We developed a new technique for segmentation of skull and scalp in human T1-weighted magnetic resonance (MR) images that generates realistic models of the head for EEG and MEG source modeling. Our method performs skull segmentation using a sequence of mathematical morphological operations. Prior to the segmentation of skull, we segment the scalp and the brain from the MR image. The scalp mask allows us to quickly exclude background voxels with intensities similar to those of the skull, while the brain mask obtained from our Brain Surface Extractor algorithm ensures that the brain does not intersect our skull segmentation. We find the inner and the outer skull boundaries using thresholding and morphological closing and opening operations. We then mask the results with the scalp and brain volumes to ensure closed and nonintersecting skull boundaries. We applied our scalp and skull segmentation algorithm to several MR images and validated our method using coregistered CT-MR image data sets. We observe that our method is capable of producing scalp and skull segmentations suitable for MEG and EEG source modeling in 3D T1-weighted human MR images. pdf

The Skull/Scalp Extraction is now a part of BrainSuite.

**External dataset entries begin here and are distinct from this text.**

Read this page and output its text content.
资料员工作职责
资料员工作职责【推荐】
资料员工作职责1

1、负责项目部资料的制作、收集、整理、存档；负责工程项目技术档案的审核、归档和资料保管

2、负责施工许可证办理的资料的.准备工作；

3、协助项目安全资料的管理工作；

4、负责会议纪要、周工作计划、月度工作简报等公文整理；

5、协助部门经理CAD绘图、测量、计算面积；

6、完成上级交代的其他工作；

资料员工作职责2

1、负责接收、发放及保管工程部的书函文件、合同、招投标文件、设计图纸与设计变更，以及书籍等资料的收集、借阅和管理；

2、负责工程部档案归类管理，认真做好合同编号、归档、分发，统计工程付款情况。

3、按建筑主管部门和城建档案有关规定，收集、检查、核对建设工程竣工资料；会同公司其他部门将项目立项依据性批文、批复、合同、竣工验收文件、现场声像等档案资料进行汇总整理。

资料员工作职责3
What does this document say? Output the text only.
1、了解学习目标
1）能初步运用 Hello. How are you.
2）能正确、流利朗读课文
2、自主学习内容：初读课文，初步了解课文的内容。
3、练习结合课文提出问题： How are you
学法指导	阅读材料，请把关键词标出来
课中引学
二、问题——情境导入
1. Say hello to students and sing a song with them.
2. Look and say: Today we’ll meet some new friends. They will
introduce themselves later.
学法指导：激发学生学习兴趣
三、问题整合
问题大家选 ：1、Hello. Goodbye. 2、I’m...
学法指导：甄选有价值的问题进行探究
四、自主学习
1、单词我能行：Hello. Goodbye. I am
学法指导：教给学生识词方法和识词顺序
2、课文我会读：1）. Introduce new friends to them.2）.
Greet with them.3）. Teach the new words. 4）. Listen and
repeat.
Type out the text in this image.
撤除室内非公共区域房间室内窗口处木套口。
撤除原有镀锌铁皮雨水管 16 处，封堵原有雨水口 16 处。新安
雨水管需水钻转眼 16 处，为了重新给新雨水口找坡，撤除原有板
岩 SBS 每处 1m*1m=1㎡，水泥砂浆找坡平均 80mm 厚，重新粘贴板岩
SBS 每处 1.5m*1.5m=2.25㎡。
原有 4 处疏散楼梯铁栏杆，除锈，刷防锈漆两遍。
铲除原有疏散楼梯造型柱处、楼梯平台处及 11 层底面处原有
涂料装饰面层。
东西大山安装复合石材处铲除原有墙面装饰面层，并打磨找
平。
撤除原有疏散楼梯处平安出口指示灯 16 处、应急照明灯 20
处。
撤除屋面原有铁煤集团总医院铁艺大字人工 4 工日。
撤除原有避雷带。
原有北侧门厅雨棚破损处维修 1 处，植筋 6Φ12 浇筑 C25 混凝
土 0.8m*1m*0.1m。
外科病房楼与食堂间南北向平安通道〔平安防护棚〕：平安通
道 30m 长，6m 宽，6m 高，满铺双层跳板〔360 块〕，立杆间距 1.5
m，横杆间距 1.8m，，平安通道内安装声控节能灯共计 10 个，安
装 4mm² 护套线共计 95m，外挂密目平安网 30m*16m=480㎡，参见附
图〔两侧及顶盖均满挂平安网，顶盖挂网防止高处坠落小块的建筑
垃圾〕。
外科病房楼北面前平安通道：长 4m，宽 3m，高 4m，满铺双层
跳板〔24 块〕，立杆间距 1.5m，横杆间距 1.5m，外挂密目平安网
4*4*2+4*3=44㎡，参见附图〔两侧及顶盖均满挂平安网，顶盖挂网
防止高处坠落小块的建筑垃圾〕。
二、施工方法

Figure: Segmentation of brain, skull and scalp from MRI and its corresponding CT on transaxial, sagittal and coronal slices respectively. First Row: Original MR Image. Second Row: Original CT data. Third Row: Segmentation of brain, skull and scalp from MRI. Fourth Row: Segmentation of brain, skull and scalp from CT.

 

Figure: Surface tesselations of the scalp, outer skull, inner skull, and brain from a T1 weighted MR Image. Click image to enlarge.

 

Cortical Surface Parameterization

Cortical surface parameterization has several applications in visualization and analysis of the brain surface. We developed a scheme for parameterizing the surface of the cerebral cortex. The parameterization is formulated as the minimization of an energy functional in the pth norm. The energy is called p-energy and the resulting minimizations are p-harmonic maps. Brain surfaces from multiple subjects are brought into common parameter space using the scheme. 3D spatial averages of the cortical surfaces are generated by using the correspondences induced by common parameter space. We observe that as the value of p increases, the resulting maps are more stable and that results in  better correspondence between brains so that the spatial average reveals a more realistic representation of the common cortical features. poster & pdf

Figure: Extracted cortical surfaces, their p-harmonic maps & their spatial averages. Click image to enlarge.

Figure: P Harmonic maps of cortical surfaces. They are obtained by minimizing the p-energy.